Этот обменный фонд представлял из себя, скажу вам честно, довольно странное собрание вещей. Никогда в своей жизни я не видел
ничего более несовместимого.
Ну, например, отдельно, в крошечном синем бумажном пакетике, хранились ниппели для футбольных мячей.
- Зачем они тебе? - насмешливо спросил Лёня Андреев.
Санёк не ответил. Он пересчитал ниппели и аккуратно сложил их обратно.

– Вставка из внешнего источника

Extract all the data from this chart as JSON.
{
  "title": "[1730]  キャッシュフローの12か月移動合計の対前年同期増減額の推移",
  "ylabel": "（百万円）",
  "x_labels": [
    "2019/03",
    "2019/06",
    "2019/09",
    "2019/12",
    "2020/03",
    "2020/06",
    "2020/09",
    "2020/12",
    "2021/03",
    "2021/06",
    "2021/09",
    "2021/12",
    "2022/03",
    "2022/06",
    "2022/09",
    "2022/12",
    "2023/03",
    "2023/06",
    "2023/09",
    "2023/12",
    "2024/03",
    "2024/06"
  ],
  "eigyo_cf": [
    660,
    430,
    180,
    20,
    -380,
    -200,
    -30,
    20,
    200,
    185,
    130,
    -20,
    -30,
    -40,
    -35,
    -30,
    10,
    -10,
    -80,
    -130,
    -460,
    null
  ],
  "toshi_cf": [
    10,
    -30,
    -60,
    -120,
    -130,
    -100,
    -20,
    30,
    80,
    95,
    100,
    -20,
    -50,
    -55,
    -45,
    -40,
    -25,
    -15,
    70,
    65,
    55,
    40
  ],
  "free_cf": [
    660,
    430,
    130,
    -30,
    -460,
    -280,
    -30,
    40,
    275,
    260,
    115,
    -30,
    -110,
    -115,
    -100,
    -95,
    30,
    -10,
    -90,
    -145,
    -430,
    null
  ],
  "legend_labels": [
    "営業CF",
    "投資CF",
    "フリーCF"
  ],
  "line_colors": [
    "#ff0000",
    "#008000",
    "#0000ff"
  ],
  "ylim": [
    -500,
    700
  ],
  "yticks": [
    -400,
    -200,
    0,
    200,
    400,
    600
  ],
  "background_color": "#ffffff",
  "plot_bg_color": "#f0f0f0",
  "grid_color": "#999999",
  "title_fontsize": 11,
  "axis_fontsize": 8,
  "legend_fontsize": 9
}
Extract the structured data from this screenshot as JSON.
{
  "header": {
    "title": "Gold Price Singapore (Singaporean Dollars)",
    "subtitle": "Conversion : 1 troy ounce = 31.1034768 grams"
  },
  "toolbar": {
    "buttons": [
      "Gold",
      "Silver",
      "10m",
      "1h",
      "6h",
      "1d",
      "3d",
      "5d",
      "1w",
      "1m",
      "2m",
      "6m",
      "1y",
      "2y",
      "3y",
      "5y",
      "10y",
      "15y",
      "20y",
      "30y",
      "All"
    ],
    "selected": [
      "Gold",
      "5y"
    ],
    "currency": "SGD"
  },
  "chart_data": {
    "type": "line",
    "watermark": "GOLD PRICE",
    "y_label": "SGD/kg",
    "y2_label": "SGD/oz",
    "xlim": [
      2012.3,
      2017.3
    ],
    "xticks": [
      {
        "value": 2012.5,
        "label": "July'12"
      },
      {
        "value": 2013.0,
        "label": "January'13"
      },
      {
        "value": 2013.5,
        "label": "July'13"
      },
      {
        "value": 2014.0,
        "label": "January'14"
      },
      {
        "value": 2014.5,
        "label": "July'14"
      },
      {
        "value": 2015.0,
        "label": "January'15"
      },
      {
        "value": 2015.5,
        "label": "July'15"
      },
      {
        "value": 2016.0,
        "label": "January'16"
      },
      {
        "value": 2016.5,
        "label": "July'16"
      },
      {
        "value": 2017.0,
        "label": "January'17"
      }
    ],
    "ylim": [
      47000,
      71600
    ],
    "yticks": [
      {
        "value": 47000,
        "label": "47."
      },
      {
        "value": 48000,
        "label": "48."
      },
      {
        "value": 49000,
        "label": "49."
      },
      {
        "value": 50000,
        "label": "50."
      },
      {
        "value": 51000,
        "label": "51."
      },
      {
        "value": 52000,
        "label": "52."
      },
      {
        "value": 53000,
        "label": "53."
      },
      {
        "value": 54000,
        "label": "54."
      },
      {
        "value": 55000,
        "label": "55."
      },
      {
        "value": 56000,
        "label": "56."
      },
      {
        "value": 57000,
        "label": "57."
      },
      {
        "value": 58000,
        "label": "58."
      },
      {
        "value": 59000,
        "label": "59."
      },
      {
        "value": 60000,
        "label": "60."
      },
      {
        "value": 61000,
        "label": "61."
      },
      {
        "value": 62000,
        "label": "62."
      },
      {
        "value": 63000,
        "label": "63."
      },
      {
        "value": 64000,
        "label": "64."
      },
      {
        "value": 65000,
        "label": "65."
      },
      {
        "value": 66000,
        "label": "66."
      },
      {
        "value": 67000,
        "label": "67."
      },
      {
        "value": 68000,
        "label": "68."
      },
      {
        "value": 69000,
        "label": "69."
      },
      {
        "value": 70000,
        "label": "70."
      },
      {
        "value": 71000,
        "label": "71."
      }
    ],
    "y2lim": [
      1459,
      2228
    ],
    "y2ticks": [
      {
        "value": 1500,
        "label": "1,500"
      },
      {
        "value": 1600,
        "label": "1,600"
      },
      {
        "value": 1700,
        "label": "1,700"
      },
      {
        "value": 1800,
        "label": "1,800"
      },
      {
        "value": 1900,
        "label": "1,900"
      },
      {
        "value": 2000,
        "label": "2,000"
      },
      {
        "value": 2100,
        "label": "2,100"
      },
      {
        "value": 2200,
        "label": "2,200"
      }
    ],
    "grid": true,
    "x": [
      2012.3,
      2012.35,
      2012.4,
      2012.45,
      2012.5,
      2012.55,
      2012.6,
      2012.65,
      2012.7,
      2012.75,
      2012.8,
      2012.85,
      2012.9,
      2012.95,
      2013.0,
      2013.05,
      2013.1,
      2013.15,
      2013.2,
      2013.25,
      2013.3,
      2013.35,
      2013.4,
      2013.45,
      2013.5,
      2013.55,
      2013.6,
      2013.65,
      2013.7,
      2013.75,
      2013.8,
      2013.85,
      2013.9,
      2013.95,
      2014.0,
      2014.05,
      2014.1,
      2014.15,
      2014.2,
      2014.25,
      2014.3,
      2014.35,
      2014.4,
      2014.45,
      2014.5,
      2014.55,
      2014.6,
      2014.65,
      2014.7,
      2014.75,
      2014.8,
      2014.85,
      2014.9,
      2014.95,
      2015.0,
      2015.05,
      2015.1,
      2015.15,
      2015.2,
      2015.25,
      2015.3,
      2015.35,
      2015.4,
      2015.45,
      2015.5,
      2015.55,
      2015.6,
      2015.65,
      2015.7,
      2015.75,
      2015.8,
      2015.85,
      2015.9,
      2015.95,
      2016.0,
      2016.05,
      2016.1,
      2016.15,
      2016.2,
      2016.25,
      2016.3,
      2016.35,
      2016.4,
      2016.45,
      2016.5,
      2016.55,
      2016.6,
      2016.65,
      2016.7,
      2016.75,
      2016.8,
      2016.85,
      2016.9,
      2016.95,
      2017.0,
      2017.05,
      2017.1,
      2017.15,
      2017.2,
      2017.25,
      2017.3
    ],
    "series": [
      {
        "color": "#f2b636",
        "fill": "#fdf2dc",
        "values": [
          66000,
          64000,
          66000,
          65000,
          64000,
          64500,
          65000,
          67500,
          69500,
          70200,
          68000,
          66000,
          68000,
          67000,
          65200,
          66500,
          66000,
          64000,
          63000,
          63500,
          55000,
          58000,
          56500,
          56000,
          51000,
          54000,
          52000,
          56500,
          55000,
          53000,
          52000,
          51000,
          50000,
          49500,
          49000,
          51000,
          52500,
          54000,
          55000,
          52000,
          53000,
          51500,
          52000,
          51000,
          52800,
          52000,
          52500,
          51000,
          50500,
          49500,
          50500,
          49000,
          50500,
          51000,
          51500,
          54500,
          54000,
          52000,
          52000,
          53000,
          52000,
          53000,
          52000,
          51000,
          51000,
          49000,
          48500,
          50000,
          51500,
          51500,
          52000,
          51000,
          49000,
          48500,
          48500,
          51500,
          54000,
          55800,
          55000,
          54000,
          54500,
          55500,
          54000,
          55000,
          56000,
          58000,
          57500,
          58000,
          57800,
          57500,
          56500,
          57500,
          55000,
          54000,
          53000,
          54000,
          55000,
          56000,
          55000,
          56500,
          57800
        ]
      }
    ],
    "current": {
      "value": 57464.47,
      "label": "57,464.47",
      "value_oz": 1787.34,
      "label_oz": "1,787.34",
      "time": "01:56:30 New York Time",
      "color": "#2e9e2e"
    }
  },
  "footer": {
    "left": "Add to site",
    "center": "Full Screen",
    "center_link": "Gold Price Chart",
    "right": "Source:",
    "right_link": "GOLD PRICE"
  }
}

Были какие-то красивые ластики - наверное, заграничные. Гитарные струны, свёрнутые в блестящие кольца. Стеклянные шарики: два
розовых, три синих и около десятка прозрачно-белых. В этой коробке я впервые в жизни увидел магнитофонную кассету в фирменной
упаковке Sony, нераспечатанную.
- Это что? - спросил Лёня Андреев.
- Не знаю, - почти не дыша ответил Санёк Белозерчев. - Мне на той неделе должны сказать.
Была открытая пачка сигарет "Ява". В твёрдой упаковке. Стоили они тогда сорок копеек. В пачке была примерно половина.
- На улице нашёл, - весело сказал Белозерчев. - Я их по одной штуке меняю.
- На что?
- Да по-разному. Хоть на октябрятские значки.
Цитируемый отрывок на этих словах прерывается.